France, 14 countries ask Mali to let Danish forces stay -statement


  • World
  • Thursday, 27 Jan 2022

FILE PHOTO: A soldier is pictured at the headquarters of the new Takuba force in Gao, Mali August 20, 2021. Picture taken August 20, 2021. REUTERS/Paul Lorgerie/File Photo

PARIS (Reuters) - France and 14 other countries urged Mali late on Wednesday to allow Danish special forces to remain in the African country, but its transitional government insisted on an immediate withdrawal.

In response to Danish Foreign Minister Jeppe Kofod saying on Tuesday that the troops were there by a "clear invitation," the Malian government said it was surprised because a decision on the Danish request in June to deploy troops was still pending.

"No accord authorizes the deployment of Danish special forces to the Takuba Task Force," the Malian government said in a statement. Norway, Portugal and Hungary are still waiting for approval and have not deployed troops, it added.

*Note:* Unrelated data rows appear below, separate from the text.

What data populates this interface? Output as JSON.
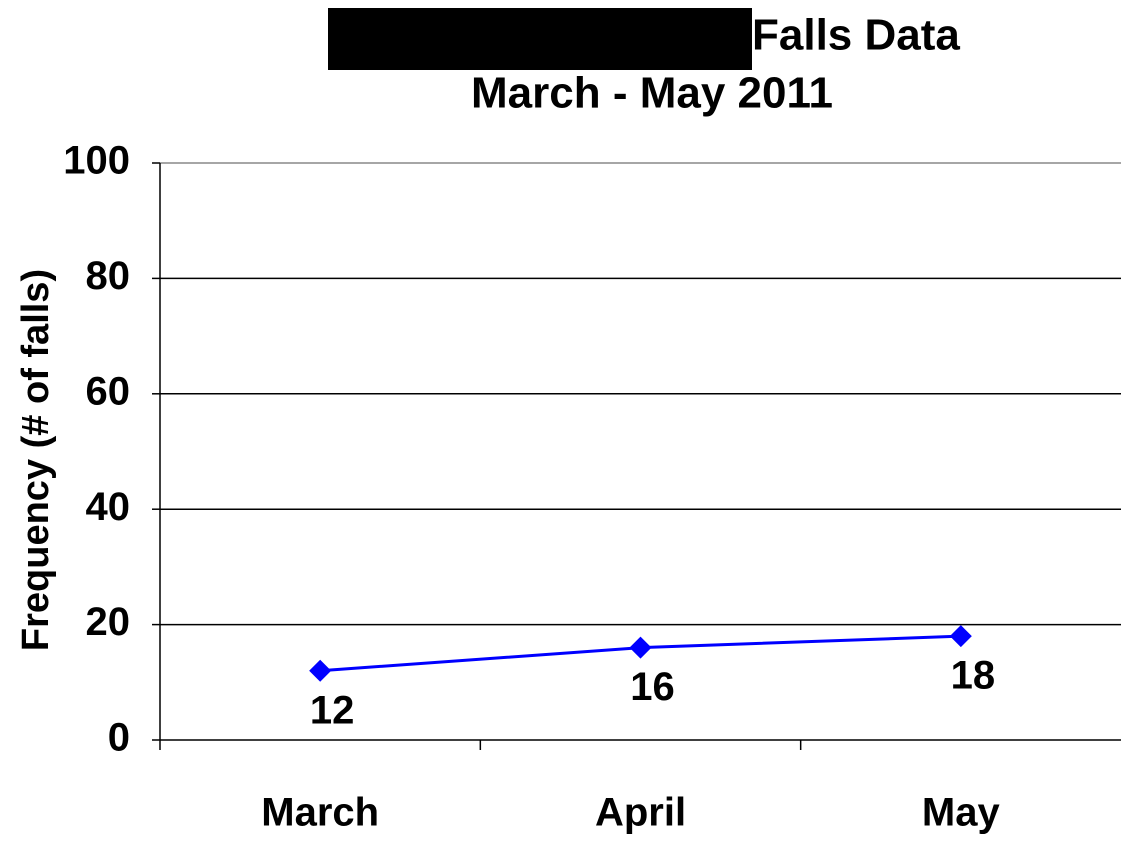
{
  "chart_data": {
    "type": "line",
    "title": "Falls Data",
    "subtitle": "March - May 2011",
    "y_label": "Frequency (# of falls)",
    "categories": [
      "March",
      "April",
      "May"
    ],
    "series": [
      {
        "name": "Falls",
        "color": "#0000ff",
        "values": [
          12,
          16,
          18
        ]
      }
    ],
    "ylim": [
      0,
      100
    ],
    "yticks": [
      0,
      20,
      40,
      60,
      80,
      100
    ],
    "grid": true
  }
}
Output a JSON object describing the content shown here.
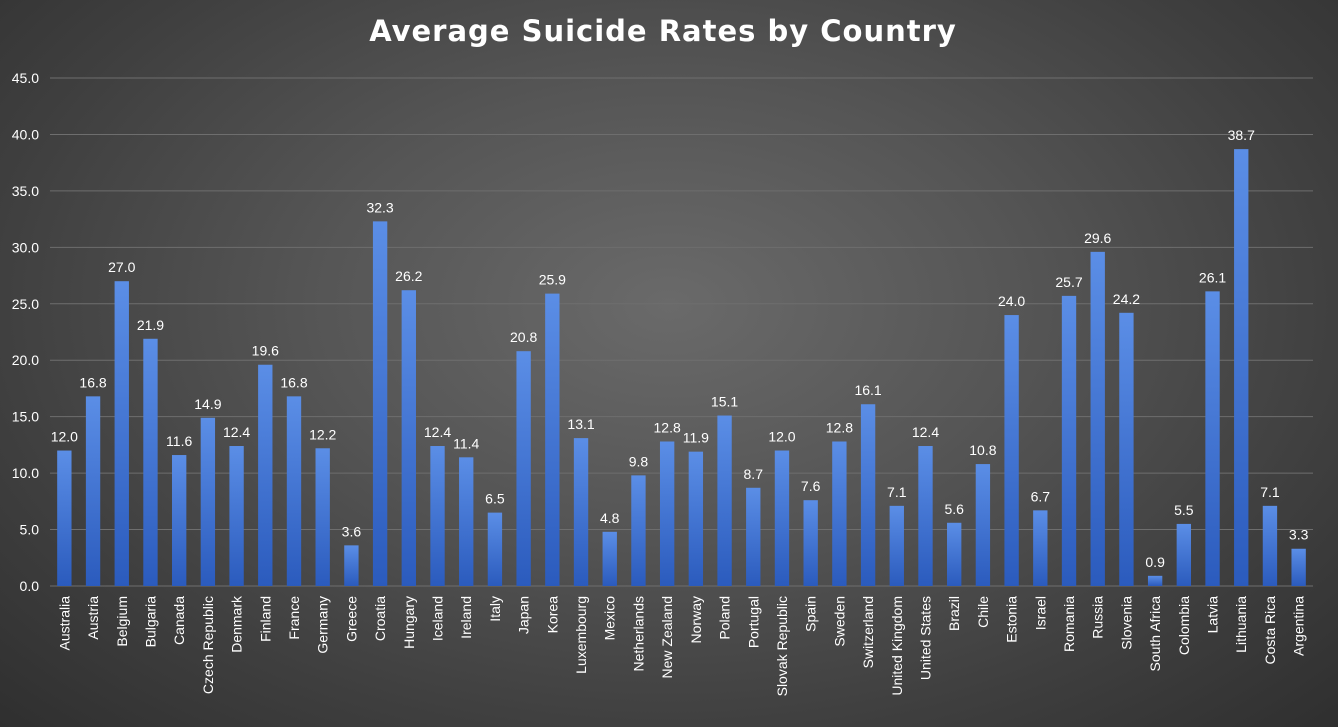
{
  "chart_data": {
    "type": "bar",
    "title": "Average Suicide Rates by Country",
    "xlabel": "",
    "ylabel": "",
    "ylim": [
      0,
      45
    ],
    "yticks": [
      "0.0",
      "5.0",
      "10.0",
      "15.0",
      "20.0",
      "25.0",
      "30.0",
      "35.0",
      "40.0",
      "45.0"
    ],
    "grid": true,
    "legend": "none",
    "categories": [
      "Australia",
      "Austria",
      "Belgium",
      "Bulgaria",
      "Canada",
      "Czech Republic",
      "Denmark",
      "Finland",
      "France",
      "Germany",
      "Greece",
      "Croatia",
      "Hungary",
      "Iceland",
      "Ireland",
      "Italy",
      "Japan",
      "Korea",
      "Luxembourg",
      "Mexico",
      "Netherlands",
      "New Zealand",
      "Norway",
      "Poland",
      "Portugal",
      "Slovak Republic",
      "Spain",
      "Sweden",
      "Switzerland",
      "United Kingdom",
      "United States",
      "Brazil",
      "Chile",
      "Estonia",
      "Israel",
      "Romania",
      "Russia",
      "Slovenia",
      "South Africa",
      "Colombia",
      "Latvia",
      "Lithuania",
      "Costa Rica",
      "Argentina"
    ],
    "values": [
      12.0,
      16.8,
      27.0,
      21.9,
      11.6,
      14.9,
      12.4,
      19.6,
      16.8,
      12.2,
      3.6,
      32.3,
      26.2,
      12.4,
      11.4,
      6.5,
      20.8,
      25.9,
      13.1,
      4.8,
      9.8,
      12.8,
      11.9,
      15.1,
      8.7,
      12.0,
      7.6,
      12.8,
      16.1,
      7.1,
      12.4,
      5.6,
      10.8,
      24.0,
      6.7,
      25.7,
      29.6,
      24.2,
      0.9,
      5.5,
      26.1,
      38.7,
      7.1,
      3.3
    ],
    "data_labels": [
      "12.0",
      "16.8",
      "27.0",
      "21.9",
      "11.6",
      "14.9",
      "12.4",
      "19.6",
      "16.8",
      "12.2",
      "3.6",
      "32.3",
      "26.2",
      "12.4",
      "11.4",
      "6.5",
      "20.8",
      "25.9",
      "13.1",
      "4.8",
      "9.8",
      "12.8",
      "11.9",
      "15.1",
      "8.7",
      "12.0",
      "7.6",
      "12.8",
      "16.1",
      "7.1",
      "12.4",
      "5.6",
      "10.8",
      "24.0",
      "6.7",
      "25.7",
      "29.6",
      "24.2",
      "0.9",
      "5.5",
      "26.1",
      "38.7",
      "7.1",
      "3.3"
    ],
    "colors": {
      "bar_top": "#5b8ee6",
      "bar_bottom": "#2b5bbd",
      "grid": "#6e6e6e",
      "text": "#ffffff"
    }
  }
}
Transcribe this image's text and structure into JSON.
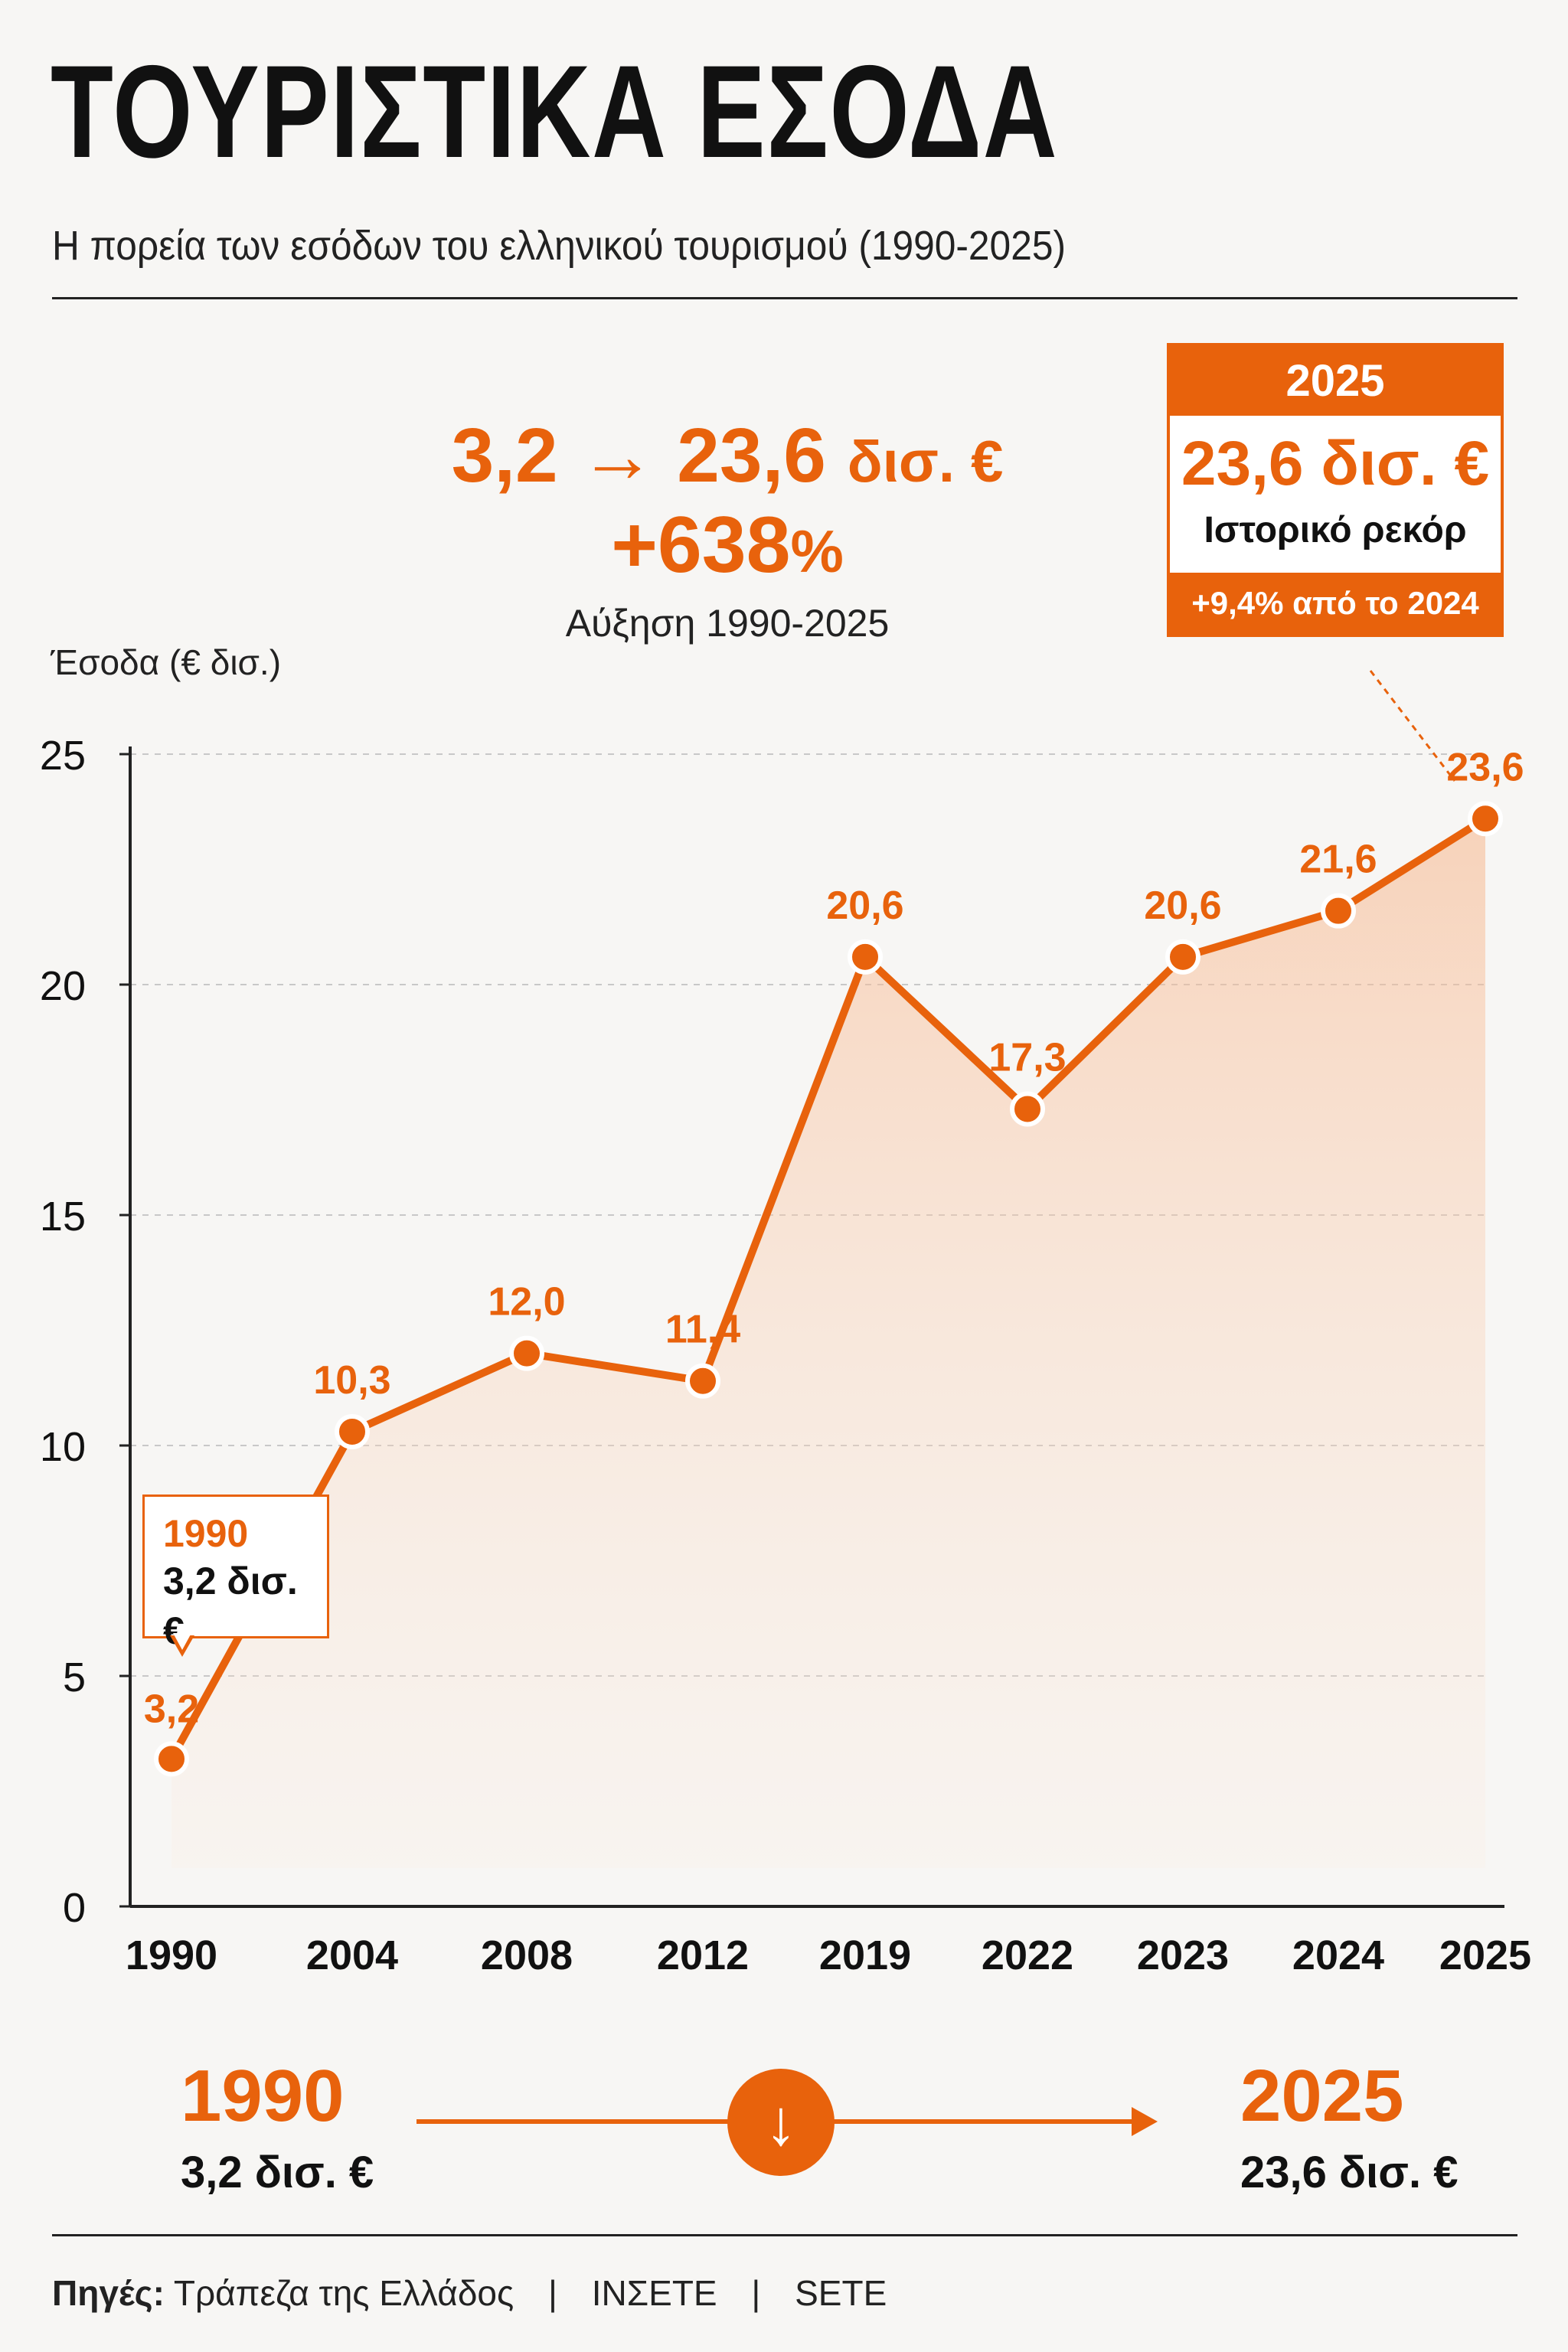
{
  "title": "ΤΟΥΡΙΣΤΙΚΑ ΕΣΟΔΑ",
  "subtitle": "Η πορεία των εσόδων του ελληνικού τουρισμού (1990-2025)",
  "headline": {
    "from": "3,2",
    "arrow": "→",
    "to": "23,6",
    "unit": "δισ. €",
    "pct": "+638",
    "pct_sign": "%",
    "label": "Αύξηση 1990-2025"
  },
  "badge": {
    "year": "2025",
    "value": "23,6 δισ. €",
    "note": "Ιστορικό ρεκόρ",
    "delta": "+9,4% από το 2024"
  },
  "callout": {
    "year": "1990",
    "value": "3,2 δισ. €"
  },
  "bottom": {
    "left_year": "1990",
    "left_value": "3,2 δισ. €",
    "right_year": "2025",
    "right_value": "23,6 δισ. €",
    "icon": "arrow-down-circle-icon",
    "icon_glyph": "↓"
  },
  "sources": {
    "label": "Πηγές:",
    "items": [
      "Τράπεζα της Ελλάδος",
      "ΙΝΣΕΤΕ",
      "SETE"
    ],
    "separator": "|"
  },
  "colors": {
    "accent": "#e8620c",
    "text": "#111111",
    "background": "#f7f6f4",
    "grid": "#c8c8c8"
  },
  "chart_data": {
    "type": "area",
    "title": "",
    "xlabel": "",
    "ylabel": "Έσοδα (€ δισ.)",
    "categories": [
      "1990",
      "2004",
      "2008",
      "2012",
      "2019",
      "2022",
      "2023",
      "2024",
      "2025"
    ],
    "series": [
      {
        "values": [
          3.2,
          10.3,
          12.0,
          11.4,
          20.6,
          17.3,
          20.6,
          21.6,
          23.6
        ],
        "labels": [
          "3,2",
          "10,3",
          "12,0",
          "11,4",
          "20,6",
          "17,3",
          "20,6",
          "21,6",
          "23,6"
        ]
      }
    ],
    "ylim": [
      0,
      25
    ],
    "yticks": [
      0,
      5,
      10,
      15,
      20,
      25
    ],
    "grid": "horizontal-dashed",
    "legend": "none"
  }
}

Mali's government on Monday asked Denmark to immediately withdraw the troops.

The European task force was set up to help Mali and West African Sahel neighbours Burkina Faso and Niger tackle militants linked to the Islamic State and al Qaeda who have occupied swathes of territory in the area where their borders meet.

In a statement, the 15 countries said they deeply regretted the Mali government's allegations that the Danish contingent in Takuba lacked a proper legal basis.

"They act in full accordance with international and national laws in their support to the Malian armed forces and in their long-standing fight against armed terrorist groups," the 15 nations said.

The Takuba Task Force was established as a partial successor to a French counter-terrorism operation in the West African Sahel region. French President Emmanuel Macron has started to reduce the operation which had over 5,000 troops.

The task force includes 14 European countries, which provide special forces, logistical and tactical support to work alongside regional troops for targeted operations against Islamist militants.